A while ago google bought Picnik, a nice web-based photo editor. I have written about picnik previously and think it shines against the competition being much easier to use. In your picasa web album you will now see a new little edit button which bring up a flash window. It has two tabs. A fairly conventional Edit Tab with all the standard tools. The a Create Tab which provides a wide range of neat, albeit slightly kitschy, tools like fancy frames, filters and strickers. I’m sure these will be very popular with younger photographers. There really are enough functions between these new picnic features and the basic offered by picasa to make fancy photoeditors like Photoshop and lightroom unnecessary for most folk.

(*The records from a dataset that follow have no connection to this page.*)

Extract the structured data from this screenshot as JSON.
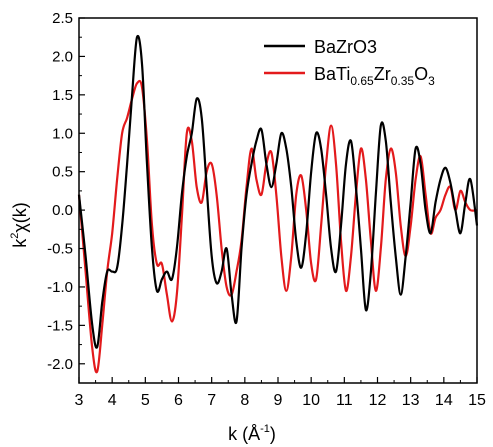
{
  "chart_data": {
    "type": "line",
    "xlabel": "k (Å-1)",
    "xlabel_main": "k (Å",
    "xlabel_sup": "-1",
    "xlabel_close": ")",
    "ylabel": "k2χ(k)",
    "ylabel_k": "k",
    "ylabel_sup": "2",
    "ylabel_rest": "χ(k)",
    "xlim": [
      3,
      15
    ],
    "ylim": [
      -2.25,
      2.5
    ],
    "x_ticks": [
      3,
      4,
      5,
      6,
      7,
      8,
      9,
      10,
      11,
      12,
      13,
      14,
      15
    ],
    "y_ticks": [
      -2.0,
      -1.5,
      -1.0,
      -0.5,
      0.0,
      0.5,
      1.0,
      1.5,
      2.0,
      2.5
    ],
    "x_tick_labels": [
      "3",
      "4",
      "5",
      "6",
      "7",
      "8",
      "9",
      "10",
      "11",
      "12",
      "13",
      "14",
      "15"
    ],
    "y_tick_labels": [
      "-2.0",
      "-1.5",
      "-1.0",
      "-0.5",
      "0.0",
      "0.5",
      "1.0",
      "1.5",
      "2.0",
      "2.5"
    ],
    "grid": false,
    "legend_position": "top-right",
    "series": [
      {
        "name": "BaZrO3",
        "color": "#000000",
        "x": [
          3.0,
          3.2,
          3.4,
          3.55,
          3.7,
          3.85,
          4.0,
          4.15,
          4.3,
          4.45,
          4.6,
          4.75,
          4.9,
          5.05,
          5.2,
          5.35,
          5.5,
          5.65,
          5.8,
          5.95,
          6.1,
          6.25,
          6.4,
          6.55,
          6.7,
          6.85,
          7.0,
          7.15,
          7.3,
          7.45,
          7.6,
          7.75,
          7.9,
          8.05,
          8.2,
          8.35,
          8.5,
          8.65,
          8.8,
          8.95,
          9.1,
          9.25,
          9.4,
          9.55,
          9.7,
          9.85,
          10.0,
          10.15,
          10.3,
          10.45,
          10.6,
          10.75,
          10.9,
          11.05,
          11.2,
          11.35,
          11.5,
          11.65,
          11.8,
          11.95,
          12.1,
          12.25,
          12.4,
          12.55,
          12.7,
          12.85,
          13.0,
          13.15,
          13.3,
          13.45,
          13.6,
          13.75,
          13.9,
          14.05,
          14.2,
          14.35,
          14.5,
          14.65,
          14.8,
          15.0
        ],
        "y": [
          0.2,
          -0.6,
          -1.5,
          -1.78,
          -1.2,
          -0.8,
          -0.8,
          -0.75,
          -0.2,
          0.6,
          1.5,
          2.25,
          1.9,
          0.6,
          -0.5,
          -1.05,
          -0.9,
          -0.8,
          -0.9,
          -0.5,
          0.2,
          0.7,
          1.0,
          1.45,
          1.2,
          0.3,
          -0.6,
          -0.95,
          -0.8,
          -0.5,
          -1.1,
          -1.45,
          -0.5,
          0.2,
          0.6,
          0.9,
          1.05,
          0.6,
          0.3,
          0.6,
          1.0,
          0.8,
          0.3,
          -0.4,
          -0.75,
          -0.3,
          0.5,
          1.0,
          0.8,
          0.2,
          -0.5,
          -0.8,
          -0.2,
          0.6,
          0.9,
          0.3,
          -0.5,
          -1.3,
          -0.8,
          0.2,
          1.1,
          0.9,
          0.1,
          -0.6,
          -1.1,
          -0.6,
          0.1,
          0.8,
          0.6,
          0.0,
          -0.3,
          0.1,
          0.4,
          0.55,
          0.35,
          0.0,
          -0.3,
          0.1,
          0.4,
          -0.2
        ]
      },
      {
        "name_base": "BaTi",
        "name_sub1": "0.65",
        "name_mid": "Zr",
        "name_sub2": "0.35",
        "name_end": "O",
        "name_sub3": "3",
        "color": "#e31a1c",
        "x": [
          3.0,
          3.2,
          3.4,
          3.55,
          3.7,
          3.85,
          4.0,
          4.15,
          4.3,
          4.45,
          4.6,
          4.75,
          4.9,
          5.05,
          5.2,
          5.35,
          5.5,
          5.65,
          5.8,
          5.95,
          6.1,
          6.25,
          6.4,
          6.55,
          6.7,
          6.85,
          7.0,
          7.15,
          7.3,
          7.45,
          7.6,
          7.75,
          7.9,
          8.05,
          8.2,
          8.35,
          8.5,
          8.65,
          8.8,
          8.95,
          9.1,
          9.25,
          9.4,
          9.55,
          9.7,
          9.85,
          10.0,
          10.15,
          10.3,
          10.45,
          10.6,
          10.75,
          10.9,
          11.05,
          11.2,
          11.35,
          11.5,
          11.65,
          11.8,
          11.95,
          12.1,
          12.25,
          12.4,
          12.55,
          12.7,
          12.85,
          13.0,
          13.15,
          13.3,
          13.45,
          13.6,
          13.75,
          13.9,
          14.05,
          14.2,
          14.35,
          14.5,
          14.65,
          14.8,
          15.0
        ],
        "y": [
          0.2,
          -0.8,
          -1.8,
          -2.1,
          -1.5,
          -0.8,
          -0.3,
          0.4,
          1.0,
          1.2,
          1.45,
          1.65,
          1.6,
          0.9,
          -0.2,
          -0.7,
          -0.7,
          -1.1,
          -1.45,
          -1.1,
          -0.1,
          1.0,
          0.9,
          0.3,
          0.1,
          0.5,
          0.6,
          0.2,
          -0.5,
          -1.0,
          -1.1,
          -0.8,
          -0.4,
          0.3,
          0.8,
          0.4,
          0.2,
          0.6,
          0.75,
          0.2,
          -0.6,
          -1.05,
          -0.6,
          0.2,
          0.45,
          0.0,
          -0.7,
          -0.9,
          -0.2,
          0.6,
          1.1,
          0.6,
          -0.4,
          -1.05,
          -0.6,
          0.2,
          0.8,
          0.4,
          -0.4,
          -1.05,
          -0.5,
          0.4,
          0.8,
          0.5,
          -0.2,
          -0.6,
          -0.2,
          0.4,
          0.7,
          0.2,
          -0.3,
          -0.1,
          0.0,
          0.2,
          0.3,
          0.0,
          0.25,
          0.1,
          0.0,
          0.0
        ]
      }
    ]
  }
}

One nice little gems that google/picasa did not mentions bin their update notes is the swivel view feature that is actually included in the embeddable slide shows for blogs like this (see my example below)
Move your mouse across the image from left to right and you will travel around the chainsaw artist as I did when I took the photos. Not quiet a photosynth but this can be fun all the same and extremely easy to create. It doesn’t even have to be used for the swivel concept, or a walk around, you could have a lot of fun with “interactive movies” where the flow of photos is important (eg sequence from a party, one person growing up). It also still works fine as a slideshow.
Picasa are also plugging the “face movie” idea on Picasa Web Album which now uses the same face-matching technology already in Picasa. So you can create a movie centered around one person morphing from one image to another centered on their eyes. Again plenty of fun to be had.